Broadway Loft
New York, New York
Completed - November 2019
Design Team
Max Worrell, Jejon Yeung
Collaborators
Mechanical Engineer: Engineering Solutions
Contractor: Bednarz Construction
Located in the historic Gilsey House building in the NoMad neighborhood of Manhattan, the design intervention of this loft removed all existing walls to highlight the historic windows, plaster molding, and steel structure of the space. The loft is organized as a large open space in which various programmatic block elements are placed (foyer, stair/bookcase, fireplace, kids bookcase/stair and kitchen), creating harmonious ambiguity between open space and partitioned rooms. Utility and storage was paramount to the design of each programmatic element. The muted material palette of bone white wood floors, ash wood elements, monolithic gray pieces, and calmer marbles and stones allows the art and furniture collection to stand out. The gray lacquered entry foyer contains a closet, a concealed wet bar, and display niches. A semi-open ash wood bookcase extends to form a staircase leading to a guest sleeping loft above. The neutral, elegant case serves to highlight its contents: the couple’s eclectic collection of books, sculpture, and ephemera.
Anchoring the living room, a long element of ash wood and richly patterned Calacatta Black marble integrates a desk, book storage, and a fireplace. The built-in lies low on the wall, leaving ample space above for a salon display of the couple’s vibrant art collection. New double-hung historically accurate windows overlook Manhattan and flood the desk and art wall with natural light. In contrast, the kitchen is composed of a minimal, gray lacquered island and freestanding cabinet, with accents of the Calacatta Manhattan marble that anchors the heart of the apartment.

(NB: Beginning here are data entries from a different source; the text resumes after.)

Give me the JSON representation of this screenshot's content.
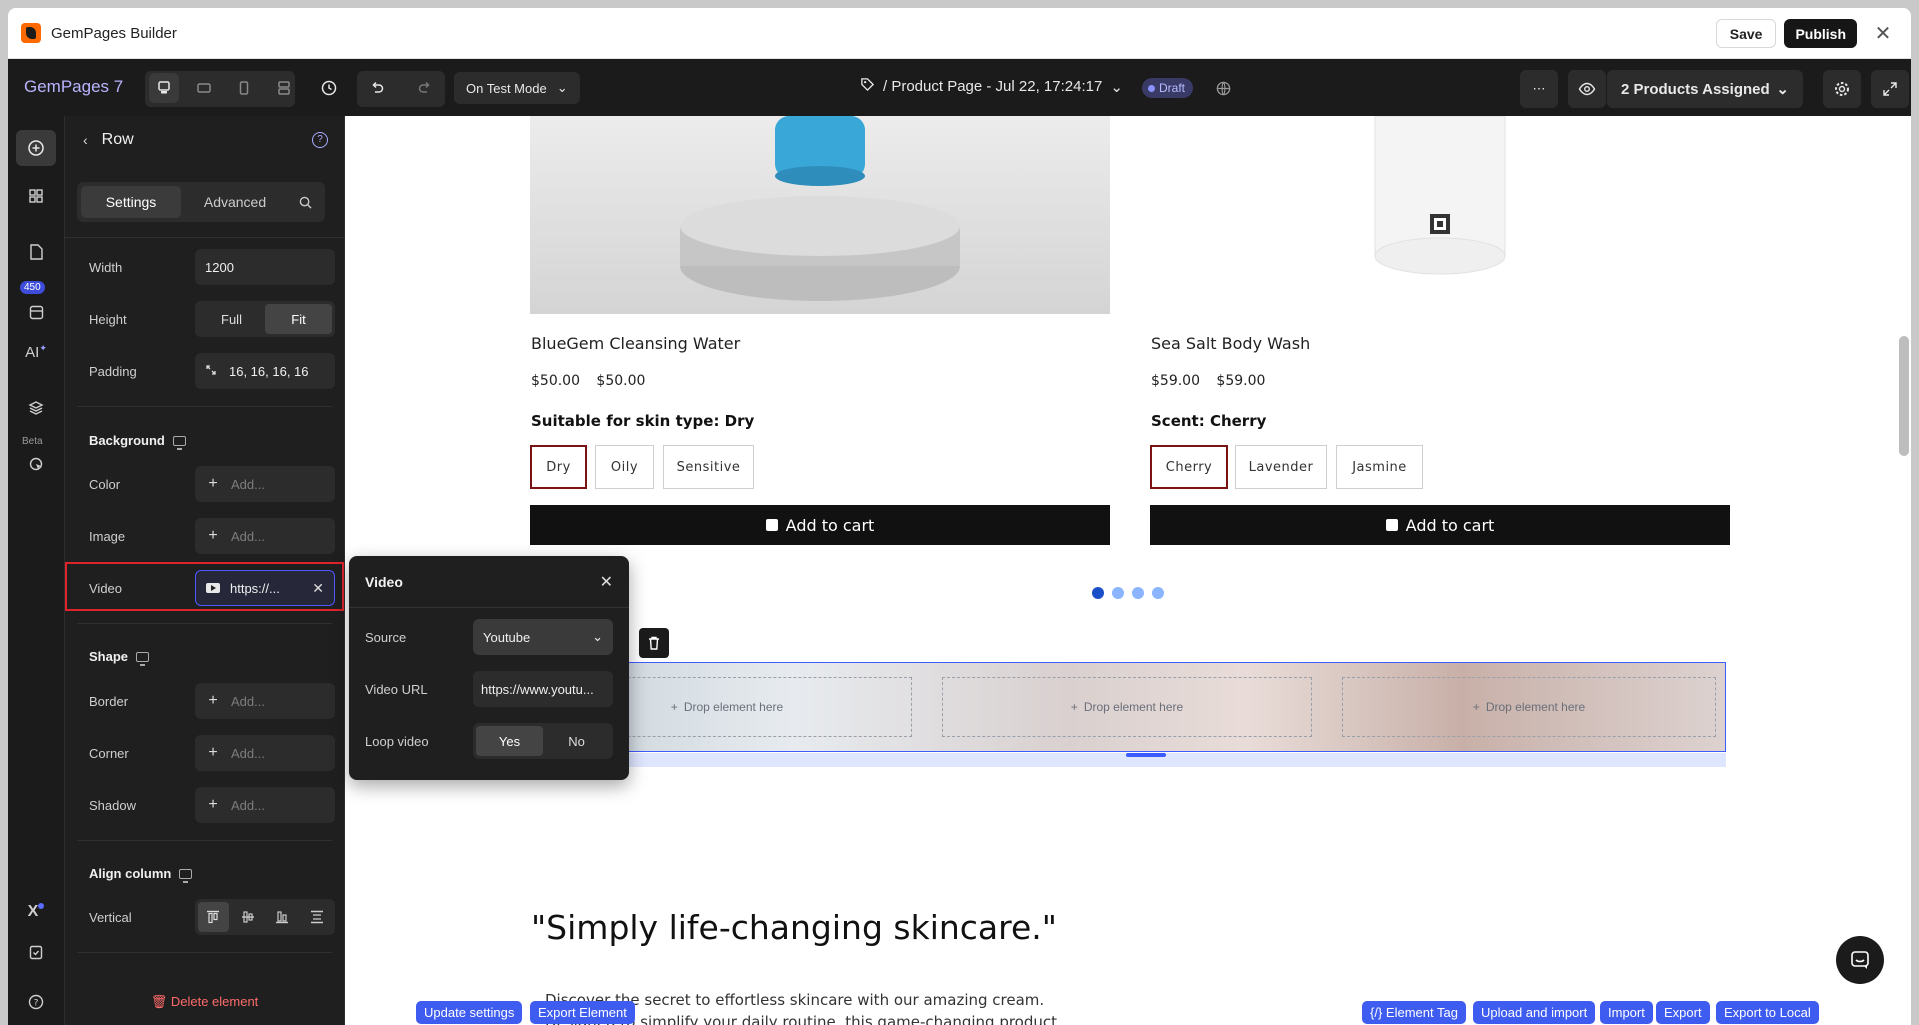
{
  "window": {
    "title": "GemPages Builder",
    "save_label": "Save",
    "publish_label": "Publish"
  },
  "toolbar": {
    "brand": "GemPages 7",
    "mode_label": "On Test Mode",
    "page_title": "/ Product Page - Jul 22, 17:24:17",
    "status_badge": "Draft",
    "products_assigned": "2 Products Assigned"
  },
  "rail": {
    "count_badge": "450",
    "ai_label": "AI",
    "beta_label": "Beta"
  },
  "panel": {
    "title": "Row",
    "tabs": [
      "Settings",
      "Advanced"
    ],
    "width_label": "Width",
    "width_value": "1200",
    "height_label": "Height",
    "height_options": [
      "Full",
      "Fit"
    ],
    "height_selected": "Fit",
    "padding_label": "Padding",
    "padding_value": "16, 16, 16, 16",
    "background_title": "Background",
    "color_label": "Color",
    "image_label": "Image",
    "add_placeholder": "Add...",
    "video_label": "Video",
    "video_value": "https://...",
    "shape_title": "Shape",
    "border_label": "Border",
    "corner_label": "Corner",
    "shadow_label": "Shadow",
    "align_title": "Align column",
    "vertical_label": "Vertical",
    "delete_label": "Delete element"
  },
  "video_popover": {
    "title": "Video",
    "source_label": "Source",
    "source_value": "Youtube",
    "url_label": "Video URL",
    "url_value": "https://www.youtu...",
    "loop_label": "Loop video",
    "loop_options": [
      "Yes",
      "No"
    ],
    "loop_selected": "Yes"
  },
  "products": [
    {
      "name": "BlueGem Cleansing Water",
      "price": "$50.00 $50.00",
      "option_title": "Suitable for skin type: Dry",
      "options": [
        "Dry",
        "Oily",
        "Sensitive"
      ],
      "selected": "Dry",
      "cta": "Add to cart"
    },
    {
      "name": "Sea Salt Body Wash",
      "price": "$59.00 $59.00",
      "option_title": "Scent: Cherry",
      "options": [
        "Cherry",
        "Lavender",
        "Jasmine"
      ],
      "selected": "Cherry",
      "cta": "Add to cart"
    }
  ],
  "carousel": {
    "pages": 4,
    "current": 1
  },
  "row_block": {
    "drop_label": "Drop element here"
  },
  "testimonial": {
    "quote": "\"Simply life-changing skincare.\"",
    "desc": "Discover the secret to effortless skincare with our amazing cream. Designed to simplify your daily routine, this game-changing product delivers remarkable"
  },
  "bottom_actions": {
    "update_settings": "Update settings",
    "export_element": "Export Element",
    "element_tag": "{/} Element Tag",
    "upload_import": "Upload and import",
    "import": "Import",
    "export": "Export",
    "export_local": "Export to Local"
  }
}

Exposing the sprinklers and steel structure throughout creates a certain richness to the loft, allowing the reductive forms of the storage elements to be more minimal.
Throughout the apartment, white stained wide plank ash wood floors were used to brighten the space. Reclaimed wood doors previously salvaged in the loft, were re-salvaged and refurbished to create a deliberate historic insertion into the gray walls housing the guest bathroom and utility room. Complementing the salvaged wood doors, a graphic wall tile with a black-and-white wood-grain imprint clads one bathroom. The room is distinguished by bold patterns and punctuated with pops of marigold yellow in the faucet and light fixture.
For the second bedroom, the organizing element is a deep turquoise staircase leading to a sleeping loft that doubles as a bookcase, storage, and play platform, providing a moment of vibrant color in the room. The primary bathroom is more muted, with a custom ash wood vanity and light blue resin vanity top against concrete floors and ecru, textured wall tiles with troweled striations.